Chameleons in the Early Universe: Kicks, Rebounds, and Particle Production

Chameleon gravity is a scalar-tensor theory that includes a non-minimal coupling between the scalar field and the matter fields and yet mimics general relativity in the Solar System. The scalar degree of freedom is hidden in high-density environments because the effective mass of the chameleon scalar depends on the trace of the stress-energy tensor. In the early Universe, when the trace of the matter stress-energy tensor is nearly zero, the chameleon is very light, and Hubble friction prevents it from reaching the minimum of its effective potential. Whenever a particle species becomes non-relativistic, however, the trace of the stress-energy tensor is temporarily nonzero, and the chameleon begins to roll. We show that these kicks to the chameleon field have catastrophic consequences for chameleon gravity. The velocity imparted to the chameleon by the kick is sufficiently large that the chameleons mass changes rapidly as it slides past its potential minimum. This nonadiabatic evolution shatters the chameleon field by generating extremely high-energy perturbations through quantum particle production. If the chameleons coupling to matter is slightly stronger than gravitational, the excited modes have trans-Planckian momenta.
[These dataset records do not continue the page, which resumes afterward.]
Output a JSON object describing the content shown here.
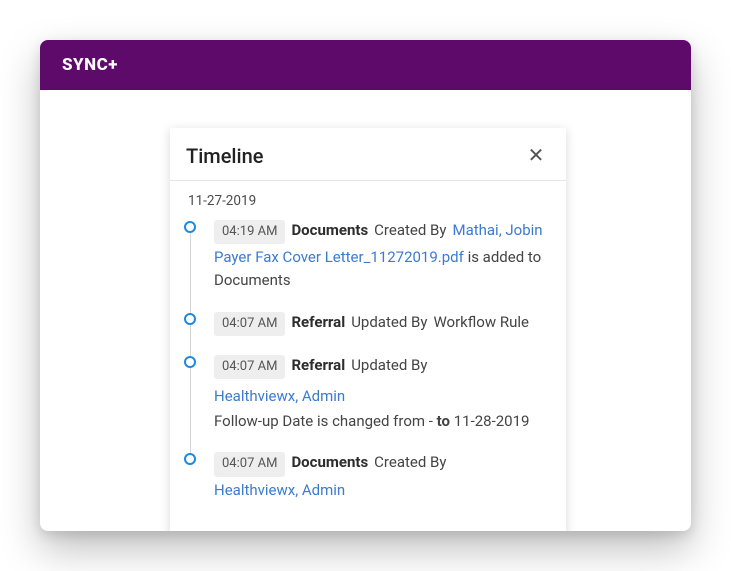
{
  "app": {
    "brand": "SYNC+"
  },
  "panel": {
    "title": "Timeline",
    "date": "11-27-2019"
  },
  "items": [
    {
      "time": "04:19 AM",
      "category": "Documents",
      "prefix": "Created By",
      "actor": "Mathai, Jobin",
      "detail_link": "Payer Fax Cover Letter_11272019.pdf",
      "detail_tail": " is added to Documents"
    },
    {
      "time": "04:07 AM",
      "category": "Referral",
      "prefix": "Updated By",
      "tail": "Workflow Rule"
    },
    {
      "time": "04:07 AM",
      "category": "Referral",
      "prefix": "Updated By",
      "actor": "Healthviewx, Admin",
      "detail_pre": "Follow-up Date is changed from - ",
      "detail_bold": "to",
      "detail_post": " 11-28-2019"
    },
    {
      "time": "04:07 AM",
      "category": "Documents",
      "prefix": "Created By",
      "actor_trunc": "Healthviewx, Admin"
    }
  ]
}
The production of modes with momenta exceeding 1e7 GeV can only be avoided for small couplings and finely tuned initial conditions. These quantum effects also significantly alter the background evolution of the chameleon field, and we develop new analytic and numerical techniques to treat quantum particle production in the regime of strong dissipation. This analysis demonstrates that chameleon gravity cannot be treated as a classical field theory at the time of Big Bang Nucleosynthesis and casts doubt on chameleon gravitys viability as an alternative to general relativity.

Catastrophic Consequences of Kicking the Chameleon

The physics of the dark energy that drives the current cosmological acceleration remains mysterious, and the dark sector may involve new light dynamical fields. If these light scalars couple to matter, a screening mechanism must prevent them from mediating an unacceptably strong fifth force locally. Here we consider a concrete example: the chameleon mechanism. We show that the same coupling between the chameleon field and matter employed by the screening mechanism also has catastrophic consequences for the chameleon during the Universes first minutes. The chameleon couples to the trace of the stress-energy tensor, which is temporarily non-zero in a radiation-dominated universe whenever a particle species becomes non-relativistic. These kicks impart a significant velocity to the chameleon field, causing its effective mass to vary non-adiabatically and resulting in the copious production of quantum fluctuations. Dissipative effects strongly modify the background evolution of the chameleon field, invalidating all previous classical treatments of chameleon cosmology. Moreover, the resulting fluctuations have extremely high characteristic energies, which casts serious doubt on the validity of the effective theory. Our results demonstrate that quantum particle production can profoundly affect scalar-tensor gravity, a possibility not previously considered. Working in this new context, we also develop the theory and numerics of particle production in the regime of strong dissipation.